We attended several Nero concerts together over the years, and every time, my Dad would sit enthralled, whether it was a Gershwin program or a mix of pop hits. Invariably, at some point during each concert, Dad would poke an elbow in my ribs, lean over and whisper, “Watch his left hand… amazing.”
Around the house, Peter Nero records rotated with records by Pete Fountain, Al Hirt and Buddy Rich. It was a pretty good education for my ears.
After wearing out a Nero record titled “Up Close,” Dad went out and bought one called “Xochimilco.” He made a big deal out of making me try to pronounce the title, and was very proud that he could do so, letting the syllables slide slowly off his tongue: So… chee… MEAL… co.
Perhaps because I heard it so often, the Horst Jankowski composition on that record, “A Walk in the Black Forest,” became one of my favorite tunes.
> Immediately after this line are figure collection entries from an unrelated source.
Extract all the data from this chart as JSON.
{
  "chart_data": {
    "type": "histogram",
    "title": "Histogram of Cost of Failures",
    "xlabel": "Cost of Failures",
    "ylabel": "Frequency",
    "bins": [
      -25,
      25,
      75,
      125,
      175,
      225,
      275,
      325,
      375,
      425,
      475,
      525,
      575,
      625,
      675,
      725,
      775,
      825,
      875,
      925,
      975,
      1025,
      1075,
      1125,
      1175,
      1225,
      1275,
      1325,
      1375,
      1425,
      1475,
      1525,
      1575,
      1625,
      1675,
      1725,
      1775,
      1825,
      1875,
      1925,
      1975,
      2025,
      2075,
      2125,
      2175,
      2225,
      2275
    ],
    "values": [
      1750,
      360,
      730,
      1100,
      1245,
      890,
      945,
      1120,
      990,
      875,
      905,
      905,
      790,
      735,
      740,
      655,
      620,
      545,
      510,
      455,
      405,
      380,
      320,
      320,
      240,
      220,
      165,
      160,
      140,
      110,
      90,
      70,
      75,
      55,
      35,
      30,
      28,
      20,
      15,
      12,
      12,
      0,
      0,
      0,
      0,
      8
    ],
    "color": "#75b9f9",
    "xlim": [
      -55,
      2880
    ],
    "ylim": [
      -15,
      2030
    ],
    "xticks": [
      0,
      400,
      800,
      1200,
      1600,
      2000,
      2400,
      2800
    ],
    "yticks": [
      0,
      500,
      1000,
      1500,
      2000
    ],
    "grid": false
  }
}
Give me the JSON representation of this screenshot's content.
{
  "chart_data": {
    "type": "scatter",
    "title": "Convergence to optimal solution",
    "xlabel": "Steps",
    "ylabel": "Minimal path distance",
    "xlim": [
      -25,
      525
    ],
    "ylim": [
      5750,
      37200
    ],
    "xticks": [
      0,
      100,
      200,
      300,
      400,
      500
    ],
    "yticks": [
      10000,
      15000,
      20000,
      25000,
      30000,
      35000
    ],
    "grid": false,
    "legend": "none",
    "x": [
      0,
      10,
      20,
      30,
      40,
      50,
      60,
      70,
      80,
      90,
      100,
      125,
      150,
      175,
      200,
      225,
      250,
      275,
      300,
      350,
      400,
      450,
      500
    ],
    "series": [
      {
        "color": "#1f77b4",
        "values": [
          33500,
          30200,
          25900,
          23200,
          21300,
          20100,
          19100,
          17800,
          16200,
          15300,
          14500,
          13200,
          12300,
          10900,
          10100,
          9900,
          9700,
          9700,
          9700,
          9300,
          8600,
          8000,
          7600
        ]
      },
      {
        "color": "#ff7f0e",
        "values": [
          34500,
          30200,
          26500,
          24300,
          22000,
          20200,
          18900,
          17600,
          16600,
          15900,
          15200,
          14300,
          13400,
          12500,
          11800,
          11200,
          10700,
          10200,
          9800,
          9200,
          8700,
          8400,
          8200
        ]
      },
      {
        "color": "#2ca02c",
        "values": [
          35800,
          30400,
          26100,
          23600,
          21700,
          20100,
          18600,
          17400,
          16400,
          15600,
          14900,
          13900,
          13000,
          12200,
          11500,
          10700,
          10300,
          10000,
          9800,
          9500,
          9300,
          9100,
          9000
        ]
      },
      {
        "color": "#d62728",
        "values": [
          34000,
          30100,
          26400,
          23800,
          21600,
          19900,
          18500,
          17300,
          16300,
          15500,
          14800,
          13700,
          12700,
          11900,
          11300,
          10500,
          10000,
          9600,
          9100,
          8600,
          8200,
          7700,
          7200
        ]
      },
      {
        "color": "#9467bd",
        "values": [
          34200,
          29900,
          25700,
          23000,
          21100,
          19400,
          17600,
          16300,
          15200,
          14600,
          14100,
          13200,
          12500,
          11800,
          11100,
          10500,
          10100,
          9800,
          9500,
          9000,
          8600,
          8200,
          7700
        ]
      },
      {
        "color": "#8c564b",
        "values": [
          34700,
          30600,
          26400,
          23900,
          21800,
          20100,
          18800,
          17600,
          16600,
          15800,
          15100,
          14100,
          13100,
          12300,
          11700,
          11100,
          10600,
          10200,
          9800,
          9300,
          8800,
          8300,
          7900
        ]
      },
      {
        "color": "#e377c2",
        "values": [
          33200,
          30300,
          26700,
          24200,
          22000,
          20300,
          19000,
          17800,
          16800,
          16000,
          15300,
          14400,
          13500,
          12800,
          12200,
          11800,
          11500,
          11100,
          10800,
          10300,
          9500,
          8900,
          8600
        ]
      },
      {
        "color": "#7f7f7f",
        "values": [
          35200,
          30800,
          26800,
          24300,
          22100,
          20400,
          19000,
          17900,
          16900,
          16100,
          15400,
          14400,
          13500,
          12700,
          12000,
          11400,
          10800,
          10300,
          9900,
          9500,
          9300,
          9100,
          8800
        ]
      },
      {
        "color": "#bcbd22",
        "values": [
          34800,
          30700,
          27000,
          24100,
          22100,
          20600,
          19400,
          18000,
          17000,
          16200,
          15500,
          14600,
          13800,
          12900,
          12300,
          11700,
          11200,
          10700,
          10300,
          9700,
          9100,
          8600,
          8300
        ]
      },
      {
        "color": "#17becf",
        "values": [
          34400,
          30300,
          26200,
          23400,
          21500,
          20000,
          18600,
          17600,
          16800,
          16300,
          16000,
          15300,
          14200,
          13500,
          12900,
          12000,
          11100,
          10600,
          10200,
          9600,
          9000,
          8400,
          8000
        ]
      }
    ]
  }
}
Then a few years later, I discovered another version of it by my then-favorite musical group, the Tijuana Brass. It was on an album called “Going Places,” which had been released two years earlier than “Xochimilco.”
It’s a little early for “bucket lists” when you’re a pre-teen or teen, as I was during the years I’d hear those two versions of that song several times per week, but “A Walk in the Black Forest” stuck with me. As an adult, I’d occasionally have daydreams about visiting that undoubtedly magic place in Germany, not far from the border with Switzerland.
I haven’t gotten there yet, but now that I do have a “bucket list,” an actual walk in the Black Forest is on it.
And as I learned in this recent New York Times travel feature by Gisela Williams, I have a legitimate business reason to go: The Black Forest is becoming something of a wining-and-dining destination.
As Williams reports, an intimate restaurant is being constructed above the wine cellars at Schloss Staufenberg, a vineyard-surrounded castle in the Black Forest that overlooks Durbach.
And about an hour south of Schloss Staufenberg, a new three-story winery is being constructed on the historic estate of Franz Keller, a specialist in Pinot Noir (known locally as Spatburgunder).
Soon, in addition to its famous scenery, the Black Forest will offer two new culinary destinations for food-and-wine lovers.
So, what do you say, Boss? I know you’ve occasionally urged me to take a long walk on a short pier, so how about a walk in the Black Forest?